La Malfa: non è la fine dell'Ue ma questa Costituzione è morta

"Il processo di ratifica continuerà, però si potranno salvare solo alcuni pezzi. Si potrebbe varare un piccolo trattato, un Nizza 2"

"Il no francese non è la fine dell'Europa. Ma il Trattato costituzionale è morto". Giorgio La Malfa, ministro per le Politiche comunitarie in un‘intervista a Emanuele Novazio della "Stampa" invita "a non fare drammi" dopo il risultato del referendum francese sul trattato costituzionale, perché "già altre volte l'Europa è andata a sbattere; il 30 agosto 1954 la Francia bocciò la Comunità di difesa e sembrò la fine dell'Europa, pochi mesi dopo 6 Paesi fondarono il Mercato comune". Ma "se il binario imboccato non ha esito, cambiamolo e troveremo la strada".

Siamo forse all'inizio di un nuovo disegno europeo, con un forte nucleo centrale e una periferia che avanza più lenta?

Se il no fosse venuto da Inghilterra o Polonia, forse. Trattandosi della Francia, non lo ritengo possibile. E poi, se i fondatori ripartono da soli dopo avere allargato, il rischio è davvero la disgregazione dell'Europa.

Il problema politico posto dal no francese è comunque serio. Come superarlo?

Il processo di ratifica continuerà. Ma del Trattato costituzionale si potranno salvare solo alcuni pezzi, per esempio la semplificazione del sistema di voto. Alla fine del processo di ratifiche si potrebbe varare un piccolo trattato, un "Nizza 2", pronto in pochi mesi. In fondo la vera novità politica di questo Trattato era che si chiamava costituzionale senza esserlo.

C'è chi pensa di procedere attraverso alleanze fra pochi Paesi su temi specifici.

Le collaborazioni rafforzate sarebbero state una buona idea se in Francia avesse vinto il sì, ma adesso le ritengo molto difficili.

L'ex presidente della Commissione Delors sostiene che dire no a questo Trattato significa dire no all'Europa.

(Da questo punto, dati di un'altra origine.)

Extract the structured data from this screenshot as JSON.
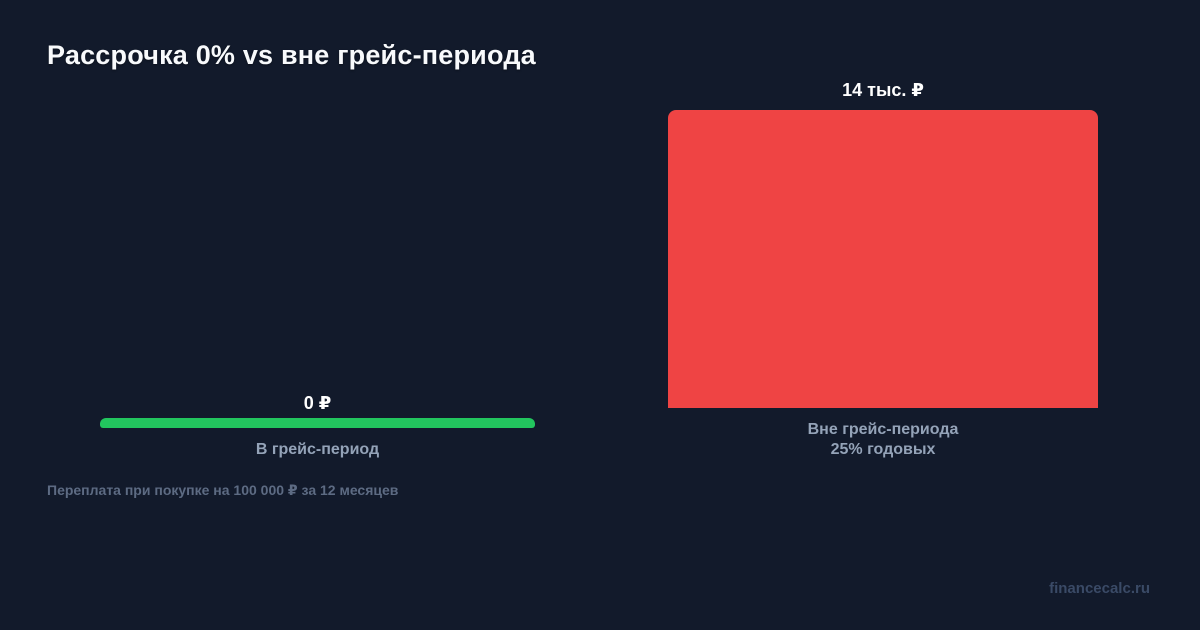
{
  "title": "Рассрочка 0% vs вне грейс-периода",
  "bars": {
    "grace": {
      "value_label": "0 ₽",
      "category": "В грейс-период",
      "color": "#22c55e"
    },
    "outside": {
      "value_label": "14 тыс. ₽",
      "category_line1": "Вне грейс-периода",
      "category_line2": "25% годовых",
      "color": "#ef4444"
    }
  },
  "footnote": "Переплата при покупке на 100 000 ₽ за 12 месяцев",
  "watermark": "financecalc.ru",
  "colors": {
    "background": "#121a2b",
    "title_text": "#f8fafc",
    "value_text": "#ffffff",
    "category_text": "#94a3b8",
    "footnote_text": "#5d6b83",
    "watermark_text": "#3a4a66"
  },
  "chart_data": {
    "type": "bar",
    "title": "Рассрочка 0% vs вне грейс-периода",
    "categories": [
      "В грейс-период",
      "Вне грейс-периода 25% годовых"
    ],
    "values": [
      0,
      14000
    ],
    "value_labels": [
      "0 ₽",
      "14 тыс. ₽"
    ],
    "series_colors": [
      "#22c55e",
      "#ef4444"
    ],
    "xlabel": "",
    "ylabel": "",
    "ylim": [
      0,
      14000
    ],
    "grid": false,
    "legend": false,
    "annotations": [
      "Переплата при покупке на 100 000 ₽ за 12 месяцев",
      "financecalc.ru"
    ]
  }
}
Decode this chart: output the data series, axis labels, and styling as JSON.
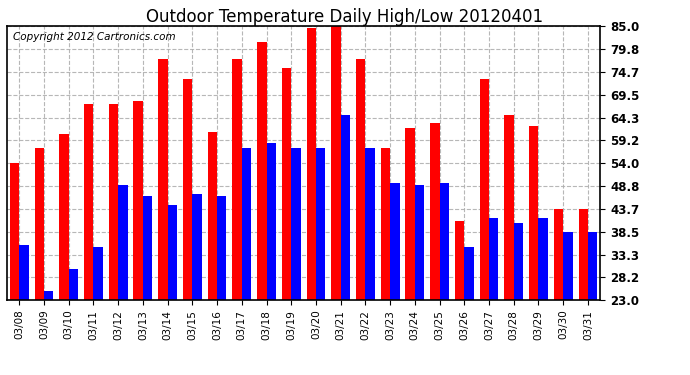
{
  "title": "Outdoor Temperature Daily High/Low 20120401",
  "copyright": "Copyright 2012 Cartronics.com",
  "dates": [
    "03/08",
    "03/09",
    "03/10",
    "03/11",
    "03/12",
    "03/13",
    "03/14",
    "03/15",
    "03/16",
    "03/17",
    "03/18",
    "03/19",
    "03/20",
    "03/21",
    "03/22",
    "03/23",
    "03/24",
    "03/25",
    "03/26",
    "03/27",
    "03/28",
    "03/29",
    "03/30",
    "03/31"
  ],
  "highs": [
    54.0,
    57.5,
    60.5,
    67.5,
    67.5,
    68.0,
    77.5,
    73.0,
    61.0,
    77.5,
    81.5,
    75.5,
    84.5,
    85.0,
    77.5,
    57.5,
    62.0,
    63.0,
    41.0,
    73.0,
    65.0,
    62.5,
    43.5,
    43.5
  ],
  "lows": [
    35.5,
    25.0,
    30.0,
    35.0,
    49.0,
    46.5,
    44.5,
    47.0,
    46.5,
    57.5,
    58.5,
    57.5,
    57.5,
    65.0,
    57.5,
    49.5,
    49.0,
    49.5,
    35.0,
    41.5,
    40.5,
    41.5,
    38.5,
    38.5
  ],
  "ymin": 23.0,
  "ymax": 85.0,
  "yticks": [
    23.0,
    28.2,
    33.3,
    38.5,
    43.7,
    48.8,
    54.0,
    59.2,
    64.3,
    69.5,
    74.7,
    79.8,
    85.0
  ],
  "bar_width": 0.38,
  "high_color": "#ff0000",
  "low_color": "#0000ff",
  "bg_color": "#ffffff",
  "grid_color": "#b0b0b0",
  "title_fontsize": 12,
  "copyright_fontsize": 7.5
}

Probabilmente queste parole erano il frutto di una drammatizzazione, nella speranza di aumentare le possibilità di vittoria del sì. In realtà il Trattato costituzionale non è l'Europa: è uno dei trattati che segnano il cammino progressivo dell'integrazione europea, e nemmeno il più importante. I più importanti, come lo stesso Delors scrive, sono stati il trattato di Maastricht sulla moneta unica e l'Atto Unico che nell'85 ha creato il mercato unico europeo.

Un istituto europeo di analisi economica sostiene che il no potrebbe provocare un aumento delle tensioni valutarie soprattutto in Italia, con conseguente aumento dei tassi di interesse e ulteriore perdita di competitività.

Una bocciatura potrebbe avere un effetto immediato sulle quotazioni dell'euro: potrebbe scendere e non sarebbe una tragedia. Ma non si vede per quale ragione dovrebbe influenzare nel medio periodo la moneta di 12 Paesi nata da un Trattato – quello di Maastricht – che non è rimesso in questione. Quanto all'Italia, molti osservatori stranieri in questo momento prendono a pretesto qualunque avvenimento per prevedere conseguenze negative per il Paese.

Il dibattito sul referendum francese riguardava anche la soppressione delle frontiere: significa più libertà o insicurezza? L'interrogativo se lo pongono molti anche in Italia.

Il problema dell'identità nazionale e della minaccia rappresentata dall'immigrazione è evidente. Ma il grosso dell'ostilità non riguarda gli stranieri che provengono dell'area comunitaria. In Olanda, come in Francia e in Italia, il grande problema sono gli extracomunitari. L'immigrazione è certo una delle paure dell'Europa, ma queste paure non sono connesse all'allargamento e non sono risolvibili fermando il cammino dell'Unione.

Non crede che i francesi abbiano fatto dell'Europa il capro espiatorio di problemi non legati al Trattato?

Certo: in Francia si parlava di "Raffarindum", un referendum sul capo del governo. Ma che in Europa ci siano difficoltà e debolezze è certo: non ci sono più gli Stati nazionali, con i loro poteri e le loro capacità di intervento nella vita sociale, e non c'è ancora un governo europeo. C'è un'Europa che detta regole che non sono figlie della politica ma di un'alta burocrazia internazionale. C'è un deficit democratico: al grande potere delle istituzioni europee di influenzare gli Stati nazionali, non corrisponde quella che gli inglesi chiamano una accountability democratica: non c'è un sistema democratico di investitura.